The system documentation is ostensibly an organic resource which is contributed to, checked, up-to-date etc. For external developers to make progress plus for potential external LJ administrators it needs work. One person cannot sit down and write it all and some co-ordination is needed. Because of the high degree of technical skill needed plus familiarity with the code someone in house would be better. jproulx cannot be expected to do all that on TOP of everything else he has to do. System documentation is not the same as user documentation discussing how to use an lj-cut. It just isn't. There needs to be someone who has that as a main duty, co-ordinating.
Collaboration overseen by the liaison mentioned in 1), I was trying to think of ways to do this when I decided an online community like a journal... then I thought hello? lj_dev?! This could be so much more than it is? At least that's what they say. Blogs at the top of rankings/those used well for education & projects what-have-you have side panels a top panel etc. Frames/CSS, whatever. Maybe that could work. There could be the link to recent entries by title with discussions. An RSS feed for all the out-of-office-developers to add to their own journal - from the liaison guy/girl; links of top issues ranked or sorted into alpha, beta stage or whatever. Current projects and the stages/timelines, a variation on the project listing Brad mentioned maybe. Definitely a link to Zilla, perhaps part of it embedded in. All this whiteboard stuff - well, the liaison person can transcribe stuff and if there's really a need for occasional pretty diagrams get a graphics tablet and put the results behind a cut. Not hard. Tap into the userbase for help putting it all together.

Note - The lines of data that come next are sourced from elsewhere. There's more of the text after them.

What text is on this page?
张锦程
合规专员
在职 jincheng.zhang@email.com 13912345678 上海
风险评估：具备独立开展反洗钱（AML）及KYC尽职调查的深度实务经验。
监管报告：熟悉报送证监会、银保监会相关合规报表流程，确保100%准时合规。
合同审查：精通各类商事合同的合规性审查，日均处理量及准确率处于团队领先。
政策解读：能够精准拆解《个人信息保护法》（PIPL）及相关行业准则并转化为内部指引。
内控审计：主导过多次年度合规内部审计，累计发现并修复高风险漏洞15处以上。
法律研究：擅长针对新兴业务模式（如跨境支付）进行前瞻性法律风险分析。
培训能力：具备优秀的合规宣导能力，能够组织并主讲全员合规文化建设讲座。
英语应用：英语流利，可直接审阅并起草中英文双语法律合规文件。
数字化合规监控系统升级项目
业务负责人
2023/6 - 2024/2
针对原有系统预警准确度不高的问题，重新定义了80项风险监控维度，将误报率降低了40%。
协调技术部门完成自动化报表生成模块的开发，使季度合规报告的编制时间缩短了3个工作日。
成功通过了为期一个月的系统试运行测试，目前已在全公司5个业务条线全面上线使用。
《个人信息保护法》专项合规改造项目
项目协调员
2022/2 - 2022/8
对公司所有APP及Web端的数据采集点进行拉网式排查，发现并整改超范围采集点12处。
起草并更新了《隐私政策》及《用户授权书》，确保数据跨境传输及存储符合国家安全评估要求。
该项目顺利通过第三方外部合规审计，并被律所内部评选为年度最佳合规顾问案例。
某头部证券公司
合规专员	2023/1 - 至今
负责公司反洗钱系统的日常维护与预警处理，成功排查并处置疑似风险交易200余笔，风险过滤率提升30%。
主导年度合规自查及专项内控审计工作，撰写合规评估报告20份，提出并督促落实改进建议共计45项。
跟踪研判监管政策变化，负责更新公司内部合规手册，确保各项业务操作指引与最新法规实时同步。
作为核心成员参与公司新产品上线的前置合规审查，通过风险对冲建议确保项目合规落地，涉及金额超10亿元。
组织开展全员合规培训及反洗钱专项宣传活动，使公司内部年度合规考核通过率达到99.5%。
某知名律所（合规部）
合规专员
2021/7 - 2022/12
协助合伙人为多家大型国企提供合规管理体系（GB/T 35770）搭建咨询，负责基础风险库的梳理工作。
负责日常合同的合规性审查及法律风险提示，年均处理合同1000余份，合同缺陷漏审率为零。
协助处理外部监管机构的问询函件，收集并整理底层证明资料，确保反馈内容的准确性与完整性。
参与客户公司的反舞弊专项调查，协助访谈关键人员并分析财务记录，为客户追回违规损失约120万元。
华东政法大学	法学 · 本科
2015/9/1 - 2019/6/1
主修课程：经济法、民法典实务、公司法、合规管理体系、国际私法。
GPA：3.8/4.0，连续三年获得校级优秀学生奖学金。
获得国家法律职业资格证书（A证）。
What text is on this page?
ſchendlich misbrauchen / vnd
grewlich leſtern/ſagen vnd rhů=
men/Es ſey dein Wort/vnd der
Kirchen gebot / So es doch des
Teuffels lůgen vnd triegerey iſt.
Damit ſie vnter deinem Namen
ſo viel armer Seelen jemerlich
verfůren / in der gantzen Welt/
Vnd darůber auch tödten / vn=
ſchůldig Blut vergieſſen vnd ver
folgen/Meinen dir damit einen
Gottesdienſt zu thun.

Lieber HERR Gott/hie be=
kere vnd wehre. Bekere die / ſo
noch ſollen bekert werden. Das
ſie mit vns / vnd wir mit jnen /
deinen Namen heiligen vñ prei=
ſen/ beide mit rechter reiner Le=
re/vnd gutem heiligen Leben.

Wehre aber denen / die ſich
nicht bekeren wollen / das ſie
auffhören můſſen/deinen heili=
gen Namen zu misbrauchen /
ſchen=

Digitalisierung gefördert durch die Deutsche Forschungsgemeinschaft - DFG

Zilla. Re-integration of it into projects and daily use of it, mess around with custom fields if necessary. Zilla. Zilla.
Proactive
I've mentioned bradfitz a few times, yes. I realise it's a long time since he was solely responsible for running things; LiveJournal has grown. But he remains the head honcho and retains overall executive authority. I believe it is necessary for him to take the bull by the horns and act on these problems. Somebody with the power has to. Yes, two new staffmembers would cost money; if it's not there then do what you have to do - sell some perm. accounts, raise the paid account price by $2 USD - whatever.
Don't have LiveJournal be like Chicken Little yelling 'the sky is falling what'll we do!' while you're surrounded by users who can help, who are LiveJournal. I once watched a program set in the Aussie outback called The Bush Tucker Man, he went around pointing out all the outback food - anything from honey to grubs/plants etc. He mentioned a plane crash there where all the survivors had died of starvation - surrounded by food. The resources for Livejournal - the nourishment for it to flourish is there; all it needs it a little work to find it, to work out how to get to it.
As a final note, when I joined LiveJournal I came via an invite code - they aren't around any more as they were always temporary while the site grew. The site one way or another'll be around for quite a long time but if things don't change the open source ethos where external volunteers could help build it will like iamo said go away too. Let's hope some of the core values of LiveJournal are remembered.